Why should we think that colleges and universities with a distinctive religious identity are anything but a dying breed? The question was dramatized by an influential book, The Soul of the American University: From Protestant Establishment to Established Nonbelief (Oxford, 1994), by historian George Marsden. Marsden retells the story of how Harvard, Princeton, Stanford, Duke, Boston University, and hundreds of other colleges and universities abandoned the Protestant Christian character of their early years and became the largely nonsectarian institutions that we know today. It is a fascinating story, which many readers took as grim warning that the remaining religiously affiliated institutions would not resist the same forces. See reviews of Marsden's book by J. A. Appleyard , S.J., Stanley Hauerwas, and Alan Wolfe.
For the most part American Catholic colleges and universities stayed apart from the academic mainstream until after World War II, so it was a plausible question whether Marsden's thesis applied to the world of Catholic higher education. Marsden himself wrote an interesting article in which he reflected on the lessons that Catholic colleges and universities might learn from his study, "What Can Catholic Universities Learn from Protestant Examples?" (in The Challenge and Promise of a Catholic University, University of Notre Dame Press, 1994).
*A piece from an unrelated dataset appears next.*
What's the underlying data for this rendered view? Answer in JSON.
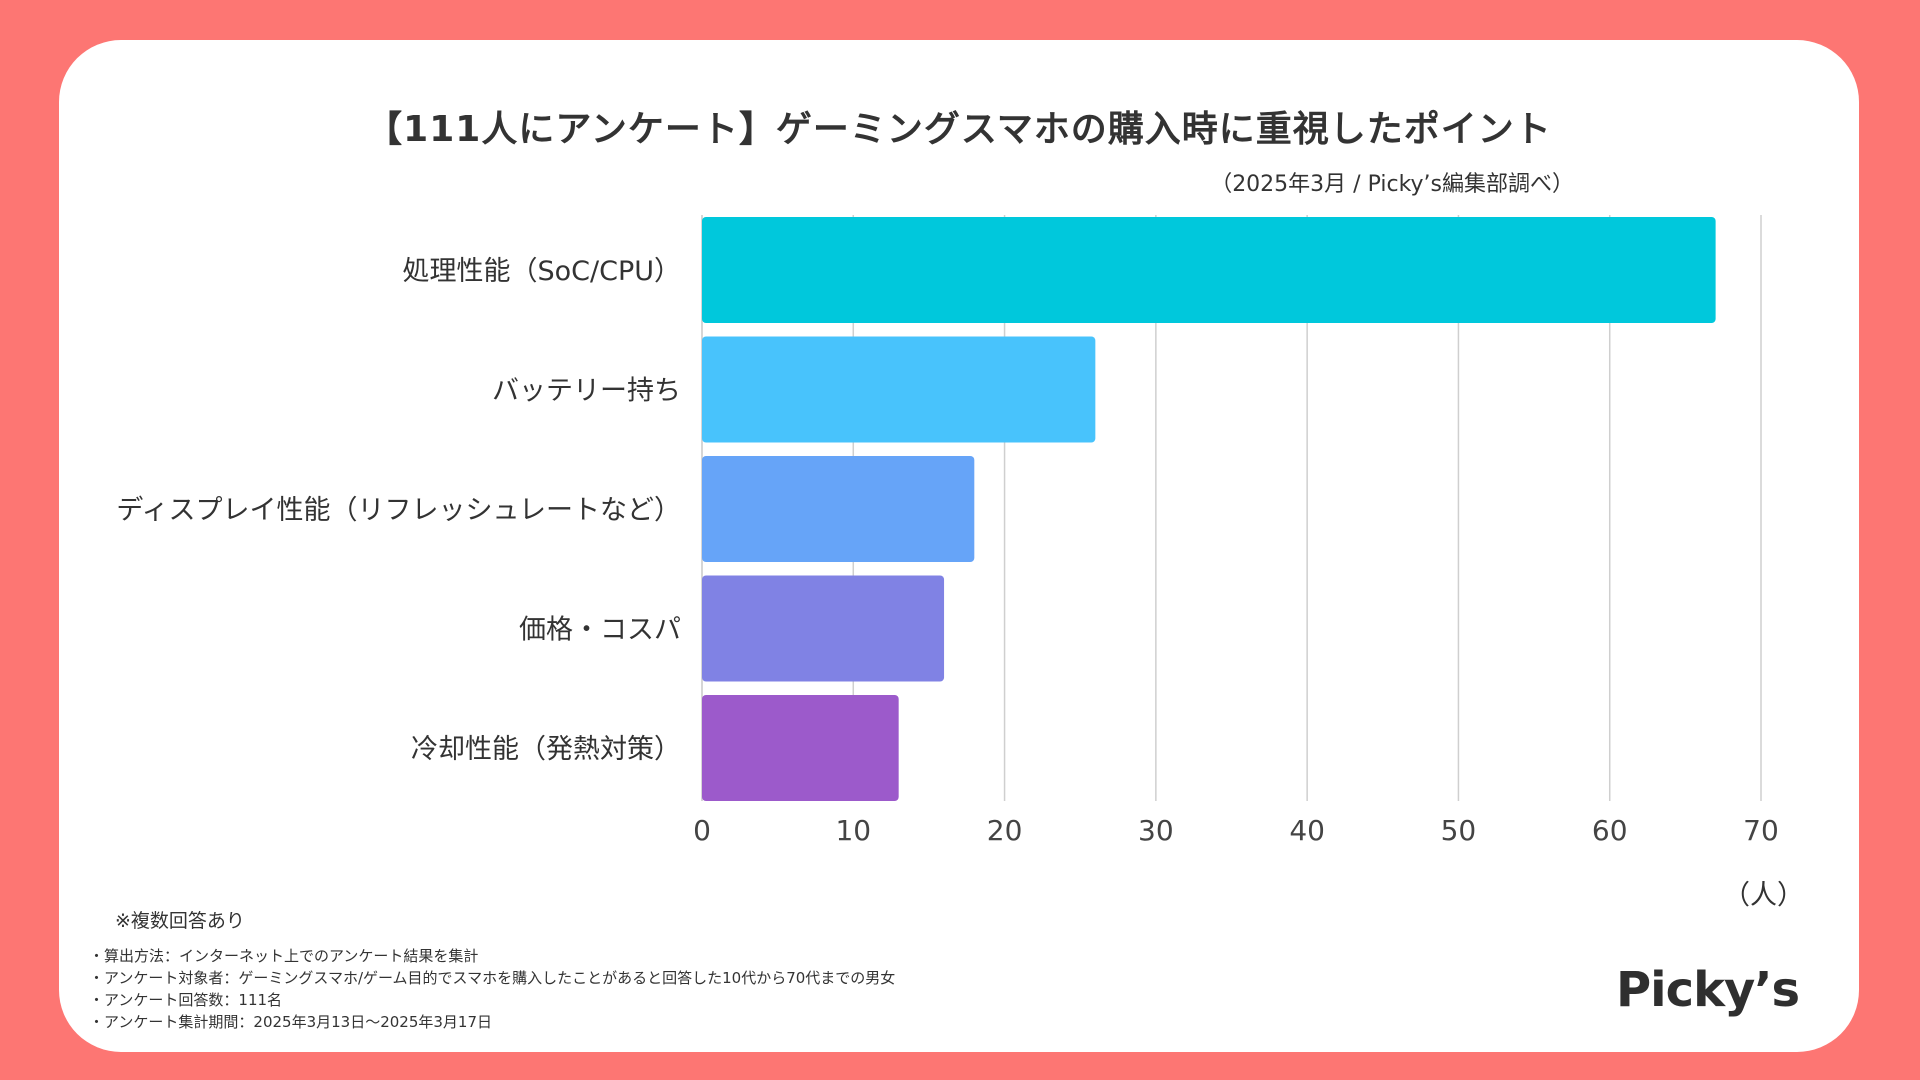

Another writer has left no doubt that he thinks Marsden's story has been repeated in Catholic institutions. James T. Burtchaell—in The Dying of the Light: The Disengagement of Colleges and Universities (Eerdmans, 1998)—traverses the same ground but with detailed case studies of particular colleges and universities and their changing relationships to the church denominations with which they were originally identified. Burtchaell's book is of special interest because, unlike Marsden he included Catholic institutions in his study, among them Boston College. The book's title makes clear the author's thesis, that these institutions have blurred the religious identities they once had through links to their sponsoring denominations and have assimilated the values of their secular peers. For reviews of Burtchaell's book, see Neal Coughlan , John Peter Kenney, and Michael Beaty.
On the other hand, there has been no lack of voices with a positive view of the role of religion in the academy. One of these is Alan Wolfe, director of the Boisi Center for Religion in American Life at Boston College. In several articles such as "Higher Learning" (Lingua Franca, March-April 1996, 70-77) and "A Welcome Revival for the Academy," (Chronicle of Higher Education, 19 Sept., 1997 pp.B4-B5) he has argued for the distinctive contribution that religiously oriented views of human experience make to the dialogue of viewpoints that the university is home to. Another academic who has written on the gap that results from eliminating religion from our analysis of public issues is Georgetown's Joshua Mitchell ("Of Answers Ruled Out," Academe 82:6, Nov-Dec.1996). And, of course, it could be said that virtually all of the essays that are mentioned in these pages under the heading of "Catholic universities" and "Jesuit universities" implicitly or explicitly advance the claim that there is a positive role for religiously identified colleges and universities in the spectrum of American higher education
There are a number of good books that explore the range of religiously affiliated colleges and universities and the models they offer. One of these is by Robert Benne, Quality With Soul: How Six Premier Colleges and Universities Keep Faith with Their Religious Traditions (Grand Rapids: Eerdmans Publishing Co., 2001). Another is Models for Christian Higher Education: Strategies for Success in the Twenty-First Century, by Richard T. Hughes and William B. Adrian (Grand Rapids: Eerdmans Publishing Co., 1997).
Evangelical Christian institutions have recently become involved in the debate about the role of faith in the university. Mark Noll stirred up the waters with his book, The Scandal of the Evangelical Mind (Grand Rapids: Eerdmans, 1994). Two recent articles by James Turner ("Something to be Reckoned With", Commonweal, 1999) and Alan Wolfe , ("The Opening of the Evangelical Mind", The Atlantic Monthly, 2000) take issue with Noll's views. Another article ("Resisting Secularization", New Oxford Review, 1995) by David Solomon points to the lessons Baylor and Notre Dame can learn from each other about resisting secularization.
For more on the idea of secularization, see The Sacred and The Secular University, Jon H. Roberts and James Turner (Princeton: Princeton University Press, 2000).This is a twofold investigation of the sciences and the arts and their relationship to religious traditions in USA higher education. It is important because it challenges how we read the secularization of the academy, offering an alternate view about how and why the secularism of once religiously affiliated schools began and eventually controlled curriculum and culture.
Mark R. Schwehn's Exiles from Eden: Religion and the Academic Vocation in America (New York: Oxford University Press, 1993) is a thought-provoking book about the shifting priorities that have redefined the faculty's role in education over the last hundred years. Forming students in the wisdom of the community, Schwehn argues, has yielded to research and the production of knowledge as the faculty's primary responsibility. Lost is the kind of training in inquiry and civic responsibility grounded in virtues—humility, faith, self-sacrifice, charity—that derive from a religious view of life.